Nice. I've got a 712/100 with 192Mb which is quite slow, but probably one of my favourite machines. They were never speed demons - even back in the days these were current, they were mainly used as glorified xterminals where I worked (i.e. an xterminal but with a floppy drive, which is why they were chosen over proper xterminals by the guys in testing).
Actually speed is not that an issue, as long as there are other options to compile or update software. And especially for Debian on HPPA it's easy to just use a later machine for this work (same for OpenBSD and NetBSD I guess). Nevertheless I was shocked how demanding apt is nowadays. Of course I made it extra hard by using a NFS root FS over a 10 Mbps NIC.
kramlq wrote:In terms of maxing it out, beyond RAM, its quite difficult out as the parts are rare. I've got probably the most useful GIO option: the 2nd VGA and Ethernet GIO Card with breakout cable, but you don't see them for sale much.
Is this a 100 Mbps NIC then?
kramlq wrote:The second (teleshare) slot is also impossible to find anything for, but pretty useless these days anyway. Even the floppy + matching bezel is very difficult to find outside of buying a complete system with one installed.
Fortunately for me FlasBurn had the original non-floppy bezel, which I like even more for a machine that should be used without disks.
kramlq wrote:There is also a nice matching external CDROM and HDD if you want to go for the full setup
Yeah, I've seen a few pictures of these external devices on the web.

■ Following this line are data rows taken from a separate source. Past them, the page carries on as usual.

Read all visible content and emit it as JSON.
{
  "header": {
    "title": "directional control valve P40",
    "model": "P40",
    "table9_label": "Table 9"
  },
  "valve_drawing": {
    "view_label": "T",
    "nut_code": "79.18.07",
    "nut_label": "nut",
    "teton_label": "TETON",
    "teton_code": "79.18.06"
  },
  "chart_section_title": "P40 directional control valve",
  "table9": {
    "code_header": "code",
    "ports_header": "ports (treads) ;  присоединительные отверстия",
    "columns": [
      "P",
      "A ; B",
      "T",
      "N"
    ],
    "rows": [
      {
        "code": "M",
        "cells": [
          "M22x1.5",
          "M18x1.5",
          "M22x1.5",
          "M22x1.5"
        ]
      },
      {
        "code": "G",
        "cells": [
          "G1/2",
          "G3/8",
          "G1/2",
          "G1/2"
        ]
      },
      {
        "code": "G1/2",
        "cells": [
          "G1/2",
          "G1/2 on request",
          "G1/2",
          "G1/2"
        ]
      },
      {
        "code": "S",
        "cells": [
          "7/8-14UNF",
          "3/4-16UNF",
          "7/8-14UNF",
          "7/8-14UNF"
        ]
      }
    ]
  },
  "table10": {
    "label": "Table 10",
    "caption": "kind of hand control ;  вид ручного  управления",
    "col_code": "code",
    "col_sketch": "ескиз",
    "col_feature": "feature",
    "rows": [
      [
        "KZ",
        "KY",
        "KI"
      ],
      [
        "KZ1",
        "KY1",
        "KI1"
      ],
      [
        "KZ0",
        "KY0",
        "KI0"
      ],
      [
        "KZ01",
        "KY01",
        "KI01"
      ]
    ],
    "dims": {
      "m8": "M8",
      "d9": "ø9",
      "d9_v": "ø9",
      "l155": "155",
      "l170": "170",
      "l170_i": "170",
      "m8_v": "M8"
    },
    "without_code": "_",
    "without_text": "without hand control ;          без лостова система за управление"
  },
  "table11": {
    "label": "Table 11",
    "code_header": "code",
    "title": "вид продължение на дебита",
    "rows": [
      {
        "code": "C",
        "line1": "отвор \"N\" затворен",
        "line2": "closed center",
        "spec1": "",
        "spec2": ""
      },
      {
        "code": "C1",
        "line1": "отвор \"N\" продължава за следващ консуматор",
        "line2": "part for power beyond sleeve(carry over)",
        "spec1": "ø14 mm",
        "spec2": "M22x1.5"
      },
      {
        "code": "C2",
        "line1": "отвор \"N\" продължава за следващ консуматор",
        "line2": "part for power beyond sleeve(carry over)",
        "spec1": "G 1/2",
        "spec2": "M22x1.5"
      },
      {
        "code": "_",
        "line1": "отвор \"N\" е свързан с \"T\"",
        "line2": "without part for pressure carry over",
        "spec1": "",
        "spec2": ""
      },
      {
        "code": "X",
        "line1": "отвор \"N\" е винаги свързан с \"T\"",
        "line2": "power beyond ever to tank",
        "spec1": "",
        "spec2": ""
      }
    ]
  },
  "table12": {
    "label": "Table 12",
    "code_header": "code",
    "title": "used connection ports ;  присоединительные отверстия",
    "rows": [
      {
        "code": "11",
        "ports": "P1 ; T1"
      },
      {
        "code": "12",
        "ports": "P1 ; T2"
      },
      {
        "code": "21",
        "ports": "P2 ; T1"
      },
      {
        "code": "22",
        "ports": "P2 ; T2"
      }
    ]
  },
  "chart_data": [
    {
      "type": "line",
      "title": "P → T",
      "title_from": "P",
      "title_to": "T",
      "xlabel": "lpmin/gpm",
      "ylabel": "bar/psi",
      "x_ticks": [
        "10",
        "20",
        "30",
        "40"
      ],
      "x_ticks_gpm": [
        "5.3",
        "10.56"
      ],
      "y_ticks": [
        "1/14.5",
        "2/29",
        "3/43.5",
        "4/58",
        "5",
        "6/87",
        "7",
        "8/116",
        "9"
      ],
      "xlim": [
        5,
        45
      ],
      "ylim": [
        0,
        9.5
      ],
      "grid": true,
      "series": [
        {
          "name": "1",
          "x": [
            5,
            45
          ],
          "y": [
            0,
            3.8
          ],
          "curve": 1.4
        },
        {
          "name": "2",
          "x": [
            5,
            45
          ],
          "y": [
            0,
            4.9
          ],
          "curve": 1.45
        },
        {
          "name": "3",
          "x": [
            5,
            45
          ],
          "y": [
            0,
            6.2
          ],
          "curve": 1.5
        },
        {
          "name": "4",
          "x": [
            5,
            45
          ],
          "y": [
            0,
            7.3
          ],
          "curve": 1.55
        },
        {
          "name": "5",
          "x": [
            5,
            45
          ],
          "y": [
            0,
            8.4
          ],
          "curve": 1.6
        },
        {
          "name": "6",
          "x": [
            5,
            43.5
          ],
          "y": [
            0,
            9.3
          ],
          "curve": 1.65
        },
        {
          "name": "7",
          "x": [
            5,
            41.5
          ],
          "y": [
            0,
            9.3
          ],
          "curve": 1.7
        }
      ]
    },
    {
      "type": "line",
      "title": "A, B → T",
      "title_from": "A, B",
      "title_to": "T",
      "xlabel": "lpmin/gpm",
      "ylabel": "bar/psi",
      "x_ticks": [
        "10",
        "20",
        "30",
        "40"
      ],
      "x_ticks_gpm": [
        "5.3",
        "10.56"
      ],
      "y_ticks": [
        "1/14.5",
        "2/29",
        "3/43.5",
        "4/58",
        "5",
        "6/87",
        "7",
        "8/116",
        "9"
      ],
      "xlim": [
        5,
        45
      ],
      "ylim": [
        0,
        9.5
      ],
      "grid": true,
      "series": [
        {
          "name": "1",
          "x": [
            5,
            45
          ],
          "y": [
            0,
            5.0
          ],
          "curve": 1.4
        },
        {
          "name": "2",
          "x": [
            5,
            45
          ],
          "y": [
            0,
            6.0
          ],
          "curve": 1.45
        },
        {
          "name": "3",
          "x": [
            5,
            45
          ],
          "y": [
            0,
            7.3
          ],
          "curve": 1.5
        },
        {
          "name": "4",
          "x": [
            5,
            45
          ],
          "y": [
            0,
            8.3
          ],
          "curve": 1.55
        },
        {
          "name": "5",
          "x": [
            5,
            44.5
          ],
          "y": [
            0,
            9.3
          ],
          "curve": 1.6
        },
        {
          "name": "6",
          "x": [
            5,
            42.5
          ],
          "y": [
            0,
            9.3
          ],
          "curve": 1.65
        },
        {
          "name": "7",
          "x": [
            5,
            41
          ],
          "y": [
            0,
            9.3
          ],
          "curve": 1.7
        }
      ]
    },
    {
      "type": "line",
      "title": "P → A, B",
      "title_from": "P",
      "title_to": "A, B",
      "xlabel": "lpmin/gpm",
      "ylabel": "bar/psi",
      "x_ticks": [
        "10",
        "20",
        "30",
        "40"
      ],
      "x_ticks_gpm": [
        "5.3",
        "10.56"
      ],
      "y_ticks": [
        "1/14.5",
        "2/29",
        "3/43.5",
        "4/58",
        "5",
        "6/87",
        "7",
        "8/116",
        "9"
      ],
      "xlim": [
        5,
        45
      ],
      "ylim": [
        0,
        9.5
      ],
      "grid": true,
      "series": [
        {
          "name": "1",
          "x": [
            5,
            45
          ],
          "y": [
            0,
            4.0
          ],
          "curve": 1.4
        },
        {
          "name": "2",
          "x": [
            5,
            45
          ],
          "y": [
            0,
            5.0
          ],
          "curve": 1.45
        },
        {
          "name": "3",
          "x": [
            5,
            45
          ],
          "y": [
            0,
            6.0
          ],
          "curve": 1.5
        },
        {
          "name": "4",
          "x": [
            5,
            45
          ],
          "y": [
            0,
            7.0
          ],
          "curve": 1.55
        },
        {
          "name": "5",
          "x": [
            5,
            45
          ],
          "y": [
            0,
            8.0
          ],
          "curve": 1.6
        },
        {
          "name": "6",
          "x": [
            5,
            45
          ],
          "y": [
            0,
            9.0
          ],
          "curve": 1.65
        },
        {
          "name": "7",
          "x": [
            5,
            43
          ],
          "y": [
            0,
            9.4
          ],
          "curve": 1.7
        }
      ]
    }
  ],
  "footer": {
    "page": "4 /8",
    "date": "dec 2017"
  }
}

They look pretty cute. Sun had a similar idea for their lunchbox models. I got two SPARCclassics with matching CDROM and disk enclosures. Makes a nice tower.
Two blazingly fast 50 MHz MicroSPARCs, a high-speed CDROM and SCSI disk, all in one tower!
With the words of IBM - although they meant another machine - "[...] this system is a supersonic race car on the IT highway. [...]" (taken from http://www-03.ibm.com/systems/power/hardware/775/).
I wonder why SGI never thought about external enclosures for single CDROM and disk drives that match the design of the base machine (i.e. CDROM for Octane, etc.).